1. Consider the Impact of Missing People Within Your Organization
Plan for 40% of your staff to be absent. Do you have the cross-training, documentation, tools, and support to continue working with a significantly lower level of expertise? Consider whether it may be an option to share support roles from two or more geographic areas, to minimize impact on the potentially hardest-hit locale.
2. Revisit and Reassign Responsibilities
If your workforce or organization has been restructured recently, some people may not be fully trained in their roles. Consider single points of failure among your staff from a knowledge perspective, and take action to identify alternate staff and to provide some level of cross training.
3. Consider the Impact of Missing People Outside Your Organization
Expect similar absenteeism at key vendors should a pandemic develop. Review support relationships, and ask partners and vendors to share how they intend to meet requirements. Consider multiple vendors to diversify your risk, and develop those relationships now.
4. Consider the Requirements and Priorities of Your Internal Customers
Business operations throughout the company may change based upon the local impact of the pandemic. Align resources to meet vital operations, and ensure that basic business operations can continue.

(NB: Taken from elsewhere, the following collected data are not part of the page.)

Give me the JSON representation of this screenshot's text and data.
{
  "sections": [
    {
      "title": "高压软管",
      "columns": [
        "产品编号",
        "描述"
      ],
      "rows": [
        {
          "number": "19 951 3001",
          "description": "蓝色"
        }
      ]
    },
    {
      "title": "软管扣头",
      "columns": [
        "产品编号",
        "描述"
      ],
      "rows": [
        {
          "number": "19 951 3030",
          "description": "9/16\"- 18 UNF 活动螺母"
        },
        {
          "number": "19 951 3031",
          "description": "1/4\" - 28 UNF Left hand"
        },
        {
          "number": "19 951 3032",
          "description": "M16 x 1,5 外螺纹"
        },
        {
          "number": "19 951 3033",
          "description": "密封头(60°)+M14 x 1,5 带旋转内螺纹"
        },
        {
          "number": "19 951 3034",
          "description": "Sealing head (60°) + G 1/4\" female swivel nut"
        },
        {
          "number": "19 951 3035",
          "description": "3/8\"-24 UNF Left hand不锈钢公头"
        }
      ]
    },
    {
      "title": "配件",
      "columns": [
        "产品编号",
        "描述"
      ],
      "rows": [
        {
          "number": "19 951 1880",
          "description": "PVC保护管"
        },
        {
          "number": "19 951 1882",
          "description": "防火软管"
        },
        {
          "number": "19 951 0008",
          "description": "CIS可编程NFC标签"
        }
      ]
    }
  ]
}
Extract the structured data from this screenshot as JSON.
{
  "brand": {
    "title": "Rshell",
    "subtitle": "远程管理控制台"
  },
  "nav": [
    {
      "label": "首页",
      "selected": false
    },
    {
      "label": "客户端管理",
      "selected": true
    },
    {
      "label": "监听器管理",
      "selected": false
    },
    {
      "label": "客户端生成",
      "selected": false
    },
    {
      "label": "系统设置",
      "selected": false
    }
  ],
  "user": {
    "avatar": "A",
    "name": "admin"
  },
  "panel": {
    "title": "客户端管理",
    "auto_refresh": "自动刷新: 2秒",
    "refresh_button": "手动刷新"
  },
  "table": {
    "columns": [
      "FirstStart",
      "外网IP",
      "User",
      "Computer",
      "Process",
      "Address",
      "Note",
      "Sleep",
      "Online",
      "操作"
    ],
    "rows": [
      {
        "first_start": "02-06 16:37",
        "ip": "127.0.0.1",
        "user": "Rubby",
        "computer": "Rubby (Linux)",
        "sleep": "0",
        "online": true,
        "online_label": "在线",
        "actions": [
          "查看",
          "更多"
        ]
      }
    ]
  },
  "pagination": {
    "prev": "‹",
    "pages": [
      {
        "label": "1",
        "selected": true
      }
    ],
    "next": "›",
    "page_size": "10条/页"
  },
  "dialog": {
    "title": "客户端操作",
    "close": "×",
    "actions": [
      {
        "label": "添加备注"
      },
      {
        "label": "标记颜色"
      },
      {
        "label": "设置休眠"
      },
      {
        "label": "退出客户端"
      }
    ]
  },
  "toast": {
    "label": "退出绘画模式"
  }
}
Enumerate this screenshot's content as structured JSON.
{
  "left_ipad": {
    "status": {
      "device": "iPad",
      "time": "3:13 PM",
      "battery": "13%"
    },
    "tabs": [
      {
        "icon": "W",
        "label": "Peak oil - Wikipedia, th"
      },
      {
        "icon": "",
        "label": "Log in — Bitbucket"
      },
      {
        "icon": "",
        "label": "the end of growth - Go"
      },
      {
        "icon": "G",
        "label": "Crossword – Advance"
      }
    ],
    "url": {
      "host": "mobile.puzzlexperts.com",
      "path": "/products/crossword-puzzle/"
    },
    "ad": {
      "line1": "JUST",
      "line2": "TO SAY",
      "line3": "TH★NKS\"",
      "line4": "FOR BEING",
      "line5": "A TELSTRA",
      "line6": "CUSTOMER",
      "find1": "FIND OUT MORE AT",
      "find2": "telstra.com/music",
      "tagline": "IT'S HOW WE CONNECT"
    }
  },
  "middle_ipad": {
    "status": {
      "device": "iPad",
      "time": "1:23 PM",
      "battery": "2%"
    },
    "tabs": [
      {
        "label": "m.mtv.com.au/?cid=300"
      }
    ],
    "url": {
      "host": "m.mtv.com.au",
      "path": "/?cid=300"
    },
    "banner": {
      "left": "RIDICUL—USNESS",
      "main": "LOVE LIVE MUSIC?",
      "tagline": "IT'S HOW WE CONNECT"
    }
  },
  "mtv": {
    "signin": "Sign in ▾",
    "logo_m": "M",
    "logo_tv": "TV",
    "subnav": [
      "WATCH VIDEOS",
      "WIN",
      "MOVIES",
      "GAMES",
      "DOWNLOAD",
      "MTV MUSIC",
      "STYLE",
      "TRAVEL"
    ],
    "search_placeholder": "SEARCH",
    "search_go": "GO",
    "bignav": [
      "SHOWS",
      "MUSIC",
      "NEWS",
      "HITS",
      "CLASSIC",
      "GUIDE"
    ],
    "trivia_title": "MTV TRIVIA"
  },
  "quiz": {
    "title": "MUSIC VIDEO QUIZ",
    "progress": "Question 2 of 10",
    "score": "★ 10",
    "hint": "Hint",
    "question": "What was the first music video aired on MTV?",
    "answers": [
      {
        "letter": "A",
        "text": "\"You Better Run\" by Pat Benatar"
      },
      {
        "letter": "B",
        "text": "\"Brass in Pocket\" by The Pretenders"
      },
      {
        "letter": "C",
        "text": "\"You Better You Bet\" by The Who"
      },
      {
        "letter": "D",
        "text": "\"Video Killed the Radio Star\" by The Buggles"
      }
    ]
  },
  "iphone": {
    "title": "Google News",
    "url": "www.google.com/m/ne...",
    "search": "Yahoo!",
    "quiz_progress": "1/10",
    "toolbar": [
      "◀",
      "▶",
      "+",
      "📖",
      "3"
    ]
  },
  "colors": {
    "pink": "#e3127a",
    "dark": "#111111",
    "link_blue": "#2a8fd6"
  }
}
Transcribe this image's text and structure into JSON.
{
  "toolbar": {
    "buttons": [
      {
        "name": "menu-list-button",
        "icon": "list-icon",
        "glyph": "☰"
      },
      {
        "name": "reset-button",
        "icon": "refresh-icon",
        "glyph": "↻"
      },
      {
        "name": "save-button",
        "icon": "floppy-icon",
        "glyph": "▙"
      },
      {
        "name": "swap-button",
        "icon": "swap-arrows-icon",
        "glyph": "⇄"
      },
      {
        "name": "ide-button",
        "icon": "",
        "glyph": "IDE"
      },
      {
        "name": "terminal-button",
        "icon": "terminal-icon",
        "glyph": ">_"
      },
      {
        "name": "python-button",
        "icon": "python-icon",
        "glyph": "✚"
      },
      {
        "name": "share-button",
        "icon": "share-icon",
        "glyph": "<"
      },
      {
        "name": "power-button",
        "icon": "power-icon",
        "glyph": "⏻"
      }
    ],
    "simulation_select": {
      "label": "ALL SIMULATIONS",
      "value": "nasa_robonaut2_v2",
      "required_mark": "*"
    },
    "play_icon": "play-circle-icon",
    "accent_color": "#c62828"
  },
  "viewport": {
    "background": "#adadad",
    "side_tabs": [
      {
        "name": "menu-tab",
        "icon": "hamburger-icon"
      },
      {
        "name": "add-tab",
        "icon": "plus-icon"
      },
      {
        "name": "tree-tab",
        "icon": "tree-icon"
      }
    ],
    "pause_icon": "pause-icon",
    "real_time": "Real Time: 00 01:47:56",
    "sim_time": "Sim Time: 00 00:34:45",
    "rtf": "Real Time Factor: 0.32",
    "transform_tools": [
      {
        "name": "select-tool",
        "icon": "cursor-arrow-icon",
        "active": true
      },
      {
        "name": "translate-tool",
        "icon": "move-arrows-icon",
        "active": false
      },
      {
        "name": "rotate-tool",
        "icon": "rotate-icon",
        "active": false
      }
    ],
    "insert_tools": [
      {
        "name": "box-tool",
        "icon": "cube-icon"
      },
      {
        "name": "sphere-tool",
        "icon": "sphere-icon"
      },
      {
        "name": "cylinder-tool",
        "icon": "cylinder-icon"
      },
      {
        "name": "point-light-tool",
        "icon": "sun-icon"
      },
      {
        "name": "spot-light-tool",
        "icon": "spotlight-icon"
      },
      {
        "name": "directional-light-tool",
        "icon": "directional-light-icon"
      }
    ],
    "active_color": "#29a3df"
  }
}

5. Consider the Impact of More People Working From Home
Assess your infrastructure for remote workers, including technologies and support services. Home workers will still need application support, login and password support, and hardware support. You may see an increase in learning and awareness needs—how do I use remote access? Why can’t I get to X system?
6. Prepare for Lights Out
Systems will continue running, but may degrade as maintenance is unavailable. Schedule planned maintenance now. Ensure system documentation is up to date and readily accessible by support staff working in a remote location. Encourage cross-training. Apply what you’ve learned from earlier tests.
7. Understand Your Vulnerabilities
How will you provide remote support? How will you do preventive maintenance—particularly hardware maintenance? How would you deal with the loss of limited expertise? What systems require special care? How will you handle call volumes? Focus on solutions that can be implemented quickly and provide the greatest benefit against the pandemic threat.
8. What Should I Do Now—Today?
General business preparedness for a pandemic should be covered by each business unit. For technology teams, consider limitations in people, process, or technology that would be exposed if your organization needs to respond to a “typical” disaster while operating without 40% of your staff.
9. What If I Have No Pandemic Plan?
You still have some time to prepare. Determine who will make critical decisions in the face of a pandemic, and work with any corporate leaders or crisis management structure. Understand your vulnerabilities looking at systems and data to some extent—but particularly at process and people.